In very intensive farms the snails are fed a formulated snail feed mix containing all the proteins, carbohydrates, minerals and vitamins required for optimal growth. Snails are housed in boxes or trench pens.
Unless your snail farm is of the very extensive type, you will have to provide your snails with some or all the food they need for good development.
This will require efforts on your part in growing or collecting snail food, or cash for buying it. Therefore, you must know what snails eat and what they need.
Types of snail food
What snails eat
Snails are vegetarian and will accept many types of food. All snails will avoid plants that have hairy leaves or produce toxic chemicals, like physic nut (Jathropa curcas). Young snails prefer tender leaves and shoots; they consume about twice as much feed as mature snails.
As they get older, mature snails increasingly feed on detritus: fallen leaves, rotten fruit and humus. Older snails should be fed the same items as immature snails. If a change in the diet has to be made, the new food items should be introduced gradually.
What snails need
Snails need carbohydrates for energy, and protein for growth. In addition they require calcium (Ca) for their shells, as well as other minerals and vitamins. Snail meat is low in crude fibre and fat; for that reason, these components are of minor importance in snail feed.
Recommended food items
Leaves: cocoyam, kola, paw paw, cassava, okra, eggplant, loofa, centrosema, cabbage and lettuce. Paw paw leaves (as well as its fruit and fruit peels) stand out in many trials as good snail food.
Fruits: paw paw, mango, banana, eggplant, pear, oil palm, fig, tomato and cucumber. Fruits are usually rich in minerals and vitamins, but low in protein.
Tubers: cocoyam, cassava, yam, sweet potato and plantain. Tubers are a good source of carbohydrates, though low in protein. (Cassava should be the low-cyanide type). Flowers: oprono (Mansonia altissima), odwuma (Musanga cecropoides) and paw paw.
Household waste: peels of fruit and tuber, like banana, plantain, pineapple, yam and especially paw paw, and leftovers like cooked rice, beans, fufu and eko. Caution: household waste must not contain salt!
Because snails are vegetarians, the cheapest way to feed them is by collecting rejected but recommended food from marketplaces.
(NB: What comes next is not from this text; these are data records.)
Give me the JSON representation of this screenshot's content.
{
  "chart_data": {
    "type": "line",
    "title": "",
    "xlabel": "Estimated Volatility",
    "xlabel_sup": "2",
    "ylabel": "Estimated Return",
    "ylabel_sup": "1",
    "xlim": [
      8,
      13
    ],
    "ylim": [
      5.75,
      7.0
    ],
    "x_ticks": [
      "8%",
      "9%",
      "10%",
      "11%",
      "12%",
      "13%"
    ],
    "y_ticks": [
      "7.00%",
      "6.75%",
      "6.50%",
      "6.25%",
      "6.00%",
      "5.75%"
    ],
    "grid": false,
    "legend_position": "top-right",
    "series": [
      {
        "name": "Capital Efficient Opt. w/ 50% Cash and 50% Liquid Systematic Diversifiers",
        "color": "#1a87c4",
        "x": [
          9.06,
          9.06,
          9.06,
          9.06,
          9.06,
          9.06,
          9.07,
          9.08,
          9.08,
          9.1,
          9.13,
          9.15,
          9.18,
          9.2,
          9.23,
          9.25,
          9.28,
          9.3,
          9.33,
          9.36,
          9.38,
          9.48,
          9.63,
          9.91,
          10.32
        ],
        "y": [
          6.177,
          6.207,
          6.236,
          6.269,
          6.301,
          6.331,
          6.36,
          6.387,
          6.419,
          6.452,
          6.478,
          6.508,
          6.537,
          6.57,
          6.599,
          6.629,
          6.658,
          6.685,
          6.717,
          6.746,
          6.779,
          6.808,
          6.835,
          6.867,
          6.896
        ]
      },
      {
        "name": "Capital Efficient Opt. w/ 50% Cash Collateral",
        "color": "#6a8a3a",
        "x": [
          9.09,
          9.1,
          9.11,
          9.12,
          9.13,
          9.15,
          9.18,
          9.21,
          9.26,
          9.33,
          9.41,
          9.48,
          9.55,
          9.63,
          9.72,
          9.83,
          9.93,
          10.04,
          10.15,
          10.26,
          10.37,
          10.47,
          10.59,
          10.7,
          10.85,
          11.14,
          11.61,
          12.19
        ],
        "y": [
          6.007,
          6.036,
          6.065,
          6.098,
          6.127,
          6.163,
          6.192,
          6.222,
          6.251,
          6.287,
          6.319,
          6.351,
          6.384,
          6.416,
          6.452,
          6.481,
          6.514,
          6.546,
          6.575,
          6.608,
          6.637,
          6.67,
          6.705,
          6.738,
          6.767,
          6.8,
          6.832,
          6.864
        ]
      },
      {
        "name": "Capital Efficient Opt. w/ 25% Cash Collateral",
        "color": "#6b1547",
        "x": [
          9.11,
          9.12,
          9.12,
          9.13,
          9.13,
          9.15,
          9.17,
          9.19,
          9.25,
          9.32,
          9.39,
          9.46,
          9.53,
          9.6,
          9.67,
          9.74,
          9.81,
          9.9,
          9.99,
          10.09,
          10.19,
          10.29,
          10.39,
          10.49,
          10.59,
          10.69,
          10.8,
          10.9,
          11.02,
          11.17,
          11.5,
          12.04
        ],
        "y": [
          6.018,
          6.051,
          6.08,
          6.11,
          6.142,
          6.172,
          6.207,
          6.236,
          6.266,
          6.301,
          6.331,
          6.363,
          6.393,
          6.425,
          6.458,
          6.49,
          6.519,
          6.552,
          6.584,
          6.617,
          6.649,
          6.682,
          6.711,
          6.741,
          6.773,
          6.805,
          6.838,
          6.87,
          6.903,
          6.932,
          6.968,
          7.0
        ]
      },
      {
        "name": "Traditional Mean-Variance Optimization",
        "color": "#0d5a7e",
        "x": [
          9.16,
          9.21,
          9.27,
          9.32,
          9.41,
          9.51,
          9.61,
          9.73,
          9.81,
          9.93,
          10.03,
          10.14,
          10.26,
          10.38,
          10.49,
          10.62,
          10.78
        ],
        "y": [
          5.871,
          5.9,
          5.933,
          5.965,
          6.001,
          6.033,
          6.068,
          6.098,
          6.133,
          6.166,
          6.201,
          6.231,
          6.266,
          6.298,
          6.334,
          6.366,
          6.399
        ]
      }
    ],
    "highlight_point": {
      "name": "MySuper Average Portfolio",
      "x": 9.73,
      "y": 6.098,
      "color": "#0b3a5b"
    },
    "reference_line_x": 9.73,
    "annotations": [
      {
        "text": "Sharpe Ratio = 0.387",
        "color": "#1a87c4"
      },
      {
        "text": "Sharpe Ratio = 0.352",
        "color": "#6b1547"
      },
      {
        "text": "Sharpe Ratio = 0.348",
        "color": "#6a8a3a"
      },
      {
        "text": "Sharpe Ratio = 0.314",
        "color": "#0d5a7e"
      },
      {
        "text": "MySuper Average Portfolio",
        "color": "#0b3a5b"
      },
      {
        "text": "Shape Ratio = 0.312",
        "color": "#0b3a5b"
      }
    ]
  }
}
At the end of any market day, some perishable vegetables and fruits still useful for snail consumption can be collected from the dumping areas.
This would reduce the cost and labour of buying or cultivating vegetables and fruits only to feed snails.
Achatina achatina feeds mainly on green leaves, fruits, tubers and flowers. Unlike other snails, it prefers leaves and fruits that are detached from the main plant. It also seems to prefer wet leaves to dry ones and appears to thrive on prunings of food plants grown in pens.
Providing A. achatina with a mixture of foods, rather than only one or two items, will enhance its growth. Food attractiveness is important in the nutrition of this species. If the food is appetising (e.g. paw paw) or contains a feeding stimulant, the snails will eat a lot and grow quickly. If food is unattractive or lacks a stimulant, however nutritious it maybe, the snails will not eat much of it.